Chapter 29: Espato de Islandia!


This chapter, the penultimate chapter in “Iceland Spar,” describing Frank’s adventures in Mexico, seems especially important to the recurring themes of the book. Everything in Mexico seems a strange, double-refracted version of Colorado: Mexican army, Mexican silver mines, an understanding that there are at least two (or more if you count Basnight) Kieselguhr Kids, even another Estrella!

The following rant from Joaquin, the parrot, answering the question as to why Mexican cities are called doubly: Zacatecas, Zacatecas; Guanajuato, Guanajuato:

“Think! Double refraction! Your favorite optical property! Silver mines full of espato double-refracting all the time, and not only light rays, naw uh-uh! Cities too! People! Parrots! You just keep floating along in that gringo smoke cloud, thinking there’s only one of everything, huevon, you don’t see those strange lights around you” (387)

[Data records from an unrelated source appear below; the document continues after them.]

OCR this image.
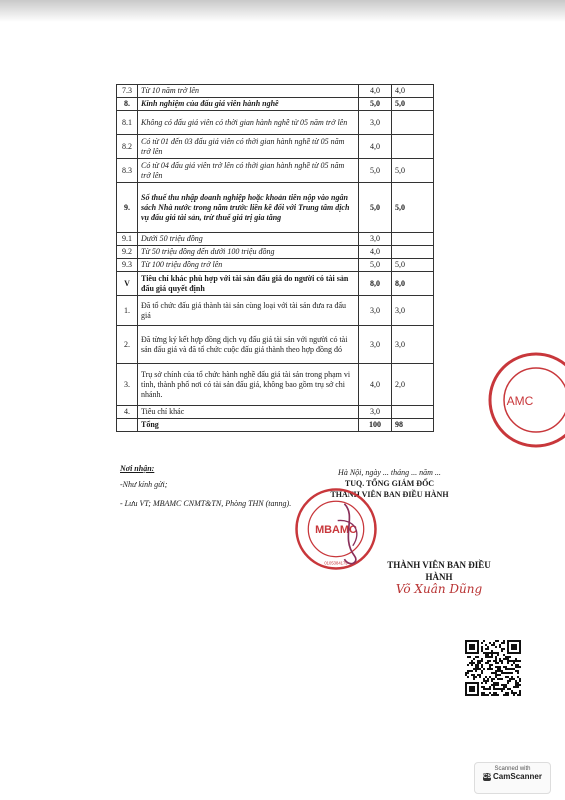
7.3	Từ 10 năm trở lên	4,0	4,0
8.	Kinh nghiệm của đấu giá viên hành nghề	5,0	5,0
8.1	Không có đấu giá viên có thời gian hành nghề từ 05 năm trở lên	3,0	
8.2	Có từ 01 đến 03 đấu giá viên có thời gian hành nghề từ 05 năm trở lên	4,0	
8.3	Có từ 04 đấu giá viên trở lên có thời gian hành nghề từ 05 năm trở lên	5,0	5,0
9.	Số thuế thu nhập doanh nghiệp hoặc khoản tiền nộp vào ngân sách Nhà nước trong năm trước liền kề đối với Trung tâm dịch vụ đấu giá tài sản, trừ thuế giá trị gia tăng	5,0	5,0
9.1	Dưới 50 triệu đồng	3,0	
9.2	Từ 50 triệu đồng đến dưới 100 triệu đồng	4,0	
9.3	Từ 100 triệu đồng trở lên	5,0	5,0
V	Tiêu chí khác phù hợp với tài sản đấu giá do người có tài sản đấu giá quyết định	8,0	8,0
1.	Đã tổ chức đấu giá thành tài sản cùng loại với tài sản đưa ra đấu giá	3,0	3,0
2.	Đã từng ký kết hợp đồng dịch vụ đấu giá tài sản với người có tài sản đấu giá và đã tổ chức cuộc đấu giá thành theo hợp đồng đó	3,0	3,0
3.	Trụ sở chính của tổ chức hành nghề đấu giá tài sản trong phạm vi tỉnh, thành phố nơi có tài sản đấu giá, không bao gồm trụ sở chi nhánh.	4,0	2,0
4.	Tiêu chí khác	3,0	
	Tổng	100	98
Nơi nhận:
-Như kính gửi;
- Lưu VT; MBAMC CNMT&TN, Phòng THN (tanng).
Hà Nội, ngày ... tháng ... năm ...
TUQ. TỔNG GIÁM ĐỐC
THÀNH VIÊN BAN ĐIỀU HÀNH
MBAMC
0105384179
AMC
THÀNH VIÊN BAN ĐIỀU HÀNH
Võ Xuân Dũng
Scanned with
CS CamScanner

Frank does follow one light, a vision from a dream which he thinks will lead him to Deuce. Instead it lands him in jail, but he is broken out by a band of hilarious Mexican anarchists.

His newfound friend, Ewball Oust, turns out to be a doppelganger for Bob Meldrum in at least one way—he’s an incredible marksman.

Frank ends up with three Merxican native Americans, who lead him to a strange cavern. As he approaches, “Framk understood that he had been waiting for the unreadable face of the one duende or Mexican tommyknocker who would lead him like this up some slope, higher than the last roofless wall, into a range of hawks and eagles, take him beyond his need for the light or the wages of the day, into some horn-screened mouth, in beneath broken gallow-frames and shoring all askew, allowing himself at last to be swallowed by, rather than actively penetrating, the immemorial mystery of these mountains” (391).

WOW!!!

A magical piece of crystal in the cavern seems to be a mirror leading him to Sloat’s location.

This is such a Marxist or anarchist narrative at its heart. The day is the time of work, the time of the bosses. Pynchon is truly working “Against the Day.”

And at chapter’s end, he finds a Mexican tavern, and dispatches Sloat. The first revenge killing enters the book.